Systemic atherosclerosis causes peripheral artery disease (PAD) and these patients are at risk of cardiovascular death and stroke.

A study known as EUCLID found no therapeutic difference in two drugs used to treat PAD. The condition afflicts over 10% of people in the US who are over 60, putting them in danger of having heart attacks and strokes.

Researchers compared clopidogrel (Plavix/Bristol Myers Squibb) to ticagrelor (Brilinta/Astra Zeneca) to see whether long-term monotherapy with ticagrelor was better at preventing cardiovascular death, heart attack, and stroke in these patients.

They studied 13,885 patients, average age 66 and 72% of them men, who were randomized to receive either ticagrelor 90 mg twice a day or clopidogrel 75 mgs once a day. The trial covered 28 countries and 821 sites.

Reporting at the American Heart Association's Scientific Sessions 2016 in New Orleans, LA, Manesh Patel, MD, an associate professor of medicine and director of Interventional Cardiology and Catheterization Labs at Duke University Medical Center, Durham, NC and colleagues there and at other institutions presented the results of the trial. The information was presented as a late-breaking clinical trial.

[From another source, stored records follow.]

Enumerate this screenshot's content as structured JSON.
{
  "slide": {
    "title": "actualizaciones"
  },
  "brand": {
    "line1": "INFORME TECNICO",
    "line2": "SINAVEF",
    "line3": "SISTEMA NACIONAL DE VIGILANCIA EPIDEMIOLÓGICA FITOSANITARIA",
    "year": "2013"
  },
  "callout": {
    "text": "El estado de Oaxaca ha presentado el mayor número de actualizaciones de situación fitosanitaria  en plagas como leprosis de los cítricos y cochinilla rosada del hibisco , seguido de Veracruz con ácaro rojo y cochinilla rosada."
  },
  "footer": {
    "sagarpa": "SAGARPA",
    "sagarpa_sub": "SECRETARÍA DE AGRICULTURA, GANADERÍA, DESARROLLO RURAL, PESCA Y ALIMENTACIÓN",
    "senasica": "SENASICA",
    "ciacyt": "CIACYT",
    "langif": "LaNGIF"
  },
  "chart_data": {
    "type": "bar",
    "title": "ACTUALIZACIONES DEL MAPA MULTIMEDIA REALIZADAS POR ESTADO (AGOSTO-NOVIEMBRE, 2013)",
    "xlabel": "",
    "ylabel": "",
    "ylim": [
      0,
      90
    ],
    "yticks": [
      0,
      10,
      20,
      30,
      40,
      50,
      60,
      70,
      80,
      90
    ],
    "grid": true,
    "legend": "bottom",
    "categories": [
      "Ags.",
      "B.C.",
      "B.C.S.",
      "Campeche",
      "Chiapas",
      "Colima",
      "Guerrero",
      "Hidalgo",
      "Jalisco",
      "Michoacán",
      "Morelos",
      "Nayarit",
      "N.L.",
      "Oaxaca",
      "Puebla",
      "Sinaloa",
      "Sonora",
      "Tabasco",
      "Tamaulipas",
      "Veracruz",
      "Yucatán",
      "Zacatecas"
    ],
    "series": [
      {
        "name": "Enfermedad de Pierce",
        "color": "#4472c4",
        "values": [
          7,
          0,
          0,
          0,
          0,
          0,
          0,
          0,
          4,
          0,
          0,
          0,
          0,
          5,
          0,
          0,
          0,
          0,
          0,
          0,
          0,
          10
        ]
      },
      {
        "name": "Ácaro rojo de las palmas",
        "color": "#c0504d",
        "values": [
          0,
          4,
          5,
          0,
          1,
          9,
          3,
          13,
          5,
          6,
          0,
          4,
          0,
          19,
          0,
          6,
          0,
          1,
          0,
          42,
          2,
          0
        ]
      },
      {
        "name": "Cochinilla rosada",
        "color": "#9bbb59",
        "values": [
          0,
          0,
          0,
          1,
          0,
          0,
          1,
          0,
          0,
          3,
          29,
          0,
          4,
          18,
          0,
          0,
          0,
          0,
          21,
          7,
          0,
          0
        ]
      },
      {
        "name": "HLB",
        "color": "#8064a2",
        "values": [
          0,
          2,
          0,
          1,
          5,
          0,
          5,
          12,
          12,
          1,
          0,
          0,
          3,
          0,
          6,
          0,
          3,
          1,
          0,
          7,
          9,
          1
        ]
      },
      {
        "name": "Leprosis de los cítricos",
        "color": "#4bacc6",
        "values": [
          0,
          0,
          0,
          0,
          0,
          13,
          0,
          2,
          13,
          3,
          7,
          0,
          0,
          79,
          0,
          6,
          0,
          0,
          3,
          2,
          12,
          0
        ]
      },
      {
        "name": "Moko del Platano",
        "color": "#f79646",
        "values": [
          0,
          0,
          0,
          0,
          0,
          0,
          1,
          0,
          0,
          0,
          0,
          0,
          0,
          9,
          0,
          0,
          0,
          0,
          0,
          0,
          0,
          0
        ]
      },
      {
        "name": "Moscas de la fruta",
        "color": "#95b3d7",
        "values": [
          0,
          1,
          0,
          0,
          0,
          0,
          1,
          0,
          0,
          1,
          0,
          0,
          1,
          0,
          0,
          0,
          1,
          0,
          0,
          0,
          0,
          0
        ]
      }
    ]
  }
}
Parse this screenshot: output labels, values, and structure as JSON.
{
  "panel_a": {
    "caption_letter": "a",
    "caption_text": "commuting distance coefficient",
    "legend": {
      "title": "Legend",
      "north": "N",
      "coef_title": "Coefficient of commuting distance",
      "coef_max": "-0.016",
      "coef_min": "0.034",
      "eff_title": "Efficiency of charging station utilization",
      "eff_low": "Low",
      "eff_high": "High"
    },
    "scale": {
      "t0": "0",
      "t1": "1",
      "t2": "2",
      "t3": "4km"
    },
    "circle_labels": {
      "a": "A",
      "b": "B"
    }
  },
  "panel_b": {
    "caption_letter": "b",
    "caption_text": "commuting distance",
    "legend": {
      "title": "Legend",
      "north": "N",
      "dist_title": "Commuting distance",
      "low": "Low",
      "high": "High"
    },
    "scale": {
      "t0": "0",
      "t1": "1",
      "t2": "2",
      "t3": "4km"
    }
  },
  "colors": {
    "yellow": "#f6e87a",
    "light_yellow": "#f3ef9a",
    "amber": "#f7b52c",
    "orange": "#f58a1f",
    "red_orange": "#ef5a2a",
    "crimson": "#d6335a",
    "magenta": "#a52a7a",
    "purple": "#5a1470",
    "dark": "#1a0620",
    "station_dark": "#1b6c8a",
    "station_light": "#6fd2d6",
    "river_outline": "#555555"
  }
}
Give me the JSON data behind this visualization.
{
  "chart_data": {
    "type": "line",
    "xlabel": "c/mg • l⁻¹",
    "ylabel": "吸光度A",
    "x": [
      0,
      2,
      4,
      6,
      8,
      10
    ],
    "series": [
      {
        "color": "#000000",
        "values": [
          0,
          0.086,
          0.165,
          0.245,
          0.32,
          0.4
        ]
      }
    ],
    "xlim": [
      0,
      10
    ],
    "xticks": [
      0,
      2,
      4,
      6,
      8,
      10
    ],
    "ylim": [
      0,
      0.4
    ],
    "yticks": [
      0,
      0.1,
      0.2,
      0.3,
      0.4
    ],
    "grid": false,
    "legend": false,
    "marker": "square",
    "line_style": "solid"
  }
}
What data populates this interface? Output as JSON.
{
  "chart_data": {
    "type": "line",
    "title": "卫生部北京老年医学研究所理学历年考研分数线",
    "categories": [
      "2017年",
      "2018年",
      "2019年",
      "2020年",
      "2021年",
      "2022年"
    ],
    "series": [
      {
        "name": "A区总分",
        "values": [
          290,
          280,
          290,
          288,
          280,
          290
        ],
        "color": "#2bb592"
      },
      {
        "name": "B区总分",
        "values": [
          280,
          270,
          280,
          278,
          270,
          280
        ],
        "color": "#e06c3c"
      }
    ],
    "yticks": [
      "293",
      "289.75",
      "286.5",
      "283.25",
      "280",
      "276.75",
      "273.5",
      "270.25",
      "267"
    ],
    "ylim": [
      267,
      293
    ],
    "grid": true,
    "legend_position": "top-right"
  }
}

"In patients with symptomatic peripheral artery disease, ticagrelor was not shown to be superior to clopidogrel for the reduction of cardiovascular events," the team found, "Major bleeding occurred at similar rates among the patients in the two trial groups."

The finding was puzzling because earlier studies have found ticagrelor did confer a benefit. One explanation might be that some patients with a genetic tendency to metabolize clopidogrel poorly were excluded, but the study author said that was just a small percentage of patients.

Also, the study participants were mostly Asian, and might have different genetic traits regarded to how the drugs affect them.

"It's clear clearly many knowledge gaps remain," the researcher said, and new antiplatelet therapies and additional medical therapies are needed.

In a second finding that Patel said is intriguing, ticagrelor shows "an interesting stroke signal" that bears further investigation.

He added that ticagrelor has been shown more beneficial in present adverse events in other patients with a different cardiovascular problem. "There is a huge benefit in acute plaque rupture," he said.